Die Legende von der Erschaffung der Krankenschwester

Als der liebe Gott die Krankenschwester schuf, machte er bereits den sechsten Tag Überstunden.
Da erschien ein Engel und sagte: „ Herr, Ihr bastelt aber lange an dieser Figur!“ Der liebe Gott antwortete: „ Hast Du die lange Liste der speziellen Wünsche auf der Bestellung gesehen?
Sie soll als Mann und Frau lieferbar sein, wartungsfrei und leicht zu desinfizieren, aber nicht aus Plastik, sie soll Nerven wie Drahtseile haben und einen Rücken, auf dem sich alles abladen lässt, dabei aber so zierlich, dass sie sich in viel zu kleinen Dienstzimmern wohlfühlen kann.
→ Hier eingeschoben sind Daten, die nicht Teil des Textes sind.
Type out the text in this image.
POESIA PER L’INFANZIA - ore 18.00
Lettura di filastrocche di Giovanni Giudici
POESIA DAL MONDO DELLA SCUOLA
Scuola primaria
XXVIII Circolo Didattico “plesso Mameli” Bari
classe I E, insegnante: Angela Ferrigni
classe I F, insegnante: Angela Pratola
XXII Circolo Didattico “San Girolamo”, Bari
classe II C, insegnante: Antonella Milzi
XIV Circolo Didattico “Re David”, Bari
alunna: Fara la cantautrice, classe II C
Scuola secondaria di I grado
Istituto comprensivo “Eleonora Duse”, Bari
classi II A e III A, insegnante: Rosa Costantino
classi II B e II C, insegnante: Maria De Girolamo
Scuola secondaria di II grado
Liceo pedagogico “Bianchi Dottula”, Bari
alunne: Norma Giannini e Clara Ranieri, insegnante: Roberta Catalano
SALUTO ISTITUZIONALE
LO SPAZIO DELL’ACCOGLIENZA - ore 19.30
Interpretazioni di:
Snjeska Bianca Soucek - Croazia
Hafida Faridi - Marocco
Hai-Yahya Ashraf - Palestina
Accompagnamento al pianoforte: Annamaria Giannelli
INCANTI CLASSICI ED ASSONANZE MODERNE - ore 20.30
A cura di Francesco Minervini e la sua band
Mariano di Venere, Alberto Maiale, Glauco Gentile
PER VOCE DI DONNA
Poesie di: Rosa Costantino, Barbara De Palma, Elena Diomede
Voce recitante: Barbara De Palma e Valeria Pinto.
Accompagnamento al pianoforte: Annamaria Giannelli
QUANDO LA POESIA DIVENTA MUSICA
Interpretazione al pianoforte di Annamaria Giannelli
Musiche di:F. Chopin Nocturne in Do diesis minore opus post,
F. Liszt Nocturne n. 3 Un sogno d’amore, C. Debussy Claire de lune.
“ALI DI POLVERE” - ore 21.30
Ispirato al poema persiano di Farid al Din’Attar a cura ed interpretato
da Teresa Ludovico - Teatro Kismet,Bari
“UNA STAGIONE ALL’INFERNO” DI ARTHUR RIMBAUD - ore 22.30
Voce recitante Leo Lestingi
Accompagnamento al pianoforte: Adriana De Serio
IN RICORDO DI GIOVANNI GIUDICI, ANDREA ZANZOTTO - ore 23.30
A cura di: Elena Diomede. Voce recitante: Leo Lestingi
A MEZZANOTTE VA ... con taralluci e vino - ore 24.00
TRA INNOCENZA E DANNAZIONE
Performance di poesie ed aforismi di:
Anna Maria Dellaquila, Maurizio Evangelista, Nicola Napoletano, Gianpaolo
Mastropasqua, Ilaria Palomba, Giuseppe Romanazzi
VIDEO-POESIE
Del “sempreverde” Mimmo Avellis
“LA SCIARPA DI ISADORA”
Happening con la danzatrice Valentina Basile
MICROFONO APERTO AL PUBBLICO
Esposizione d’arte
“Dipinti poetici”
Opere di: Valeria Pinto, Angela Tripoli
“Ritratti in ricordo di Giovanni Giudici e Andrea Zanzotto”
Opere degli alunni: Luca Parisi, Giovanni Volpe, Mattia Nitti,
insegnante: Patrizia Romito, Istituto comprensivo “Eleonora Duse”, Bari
Sie muss fünf Dinge zur gleichen Zeit tun können und soll dabei immer noch eine Hand frei haben.“
Da schüttelte der Engel den Kopf und sagte: „ Sechs Hände, das wird kaum gehen!“
„ Die Hände machen mir keine Kopfschmerzen“, sagte der liebe Gott, „ aber die drei Paar Augen, die schon das Standardmodell haben soll: ein Paar, das nachts durch alle Wände sehen kann, damit eine Nachtwache zwei Stationen betreuen kann, ein zweites Paar im Hinterkopf, mit dem sie sieht, was man vor ihr verbergen möchte, was sie aber unbedingt wissen muss, und natürlich das eine hier vorn, mit dem sie einen Patienten ansehen kann uns ihm bedeutet: „ Ich verstehe sie und bin für Sie da“, ohne dass sie ein Wort sprechen muss“
Der Engel zupfte ihn leicht am Ärmel und sagte: „ Geht schlafen Herr und macht morgen weiter.“- „ Ich kann nicht“, sagte der liebe Gott. „ Ich habe bereits geschafft, dass sie fast nie krank wird, und wenn, dann heilt sie sich selber; sie kann begreifen, dass zehn Doppelzimmer 40 Patienten bedeuten kann, aber zehn Stellen oft nur 5 Schwestern sind; sie hat Freude an einem Beruf, der alles fordert und schlecht bezahlt wird, sie kann mit Schaukelschichten leben und kommt mit wenigen freien Wochenenden aus.“
Der Engel ging langsam um das Modell der Krankenschwester herum: „ Das Material ist zu weich“, seufzte er. „ Aber dafür zäh“, entgegnete der liebe Gott. „ Du glaubst gar nicht, was es alles aushält!“ – „ Kann sie denken?“ – „ Nicht nur denken, sondern auch urteilen und Kompromisse schließen“, sagte der liebe Gott.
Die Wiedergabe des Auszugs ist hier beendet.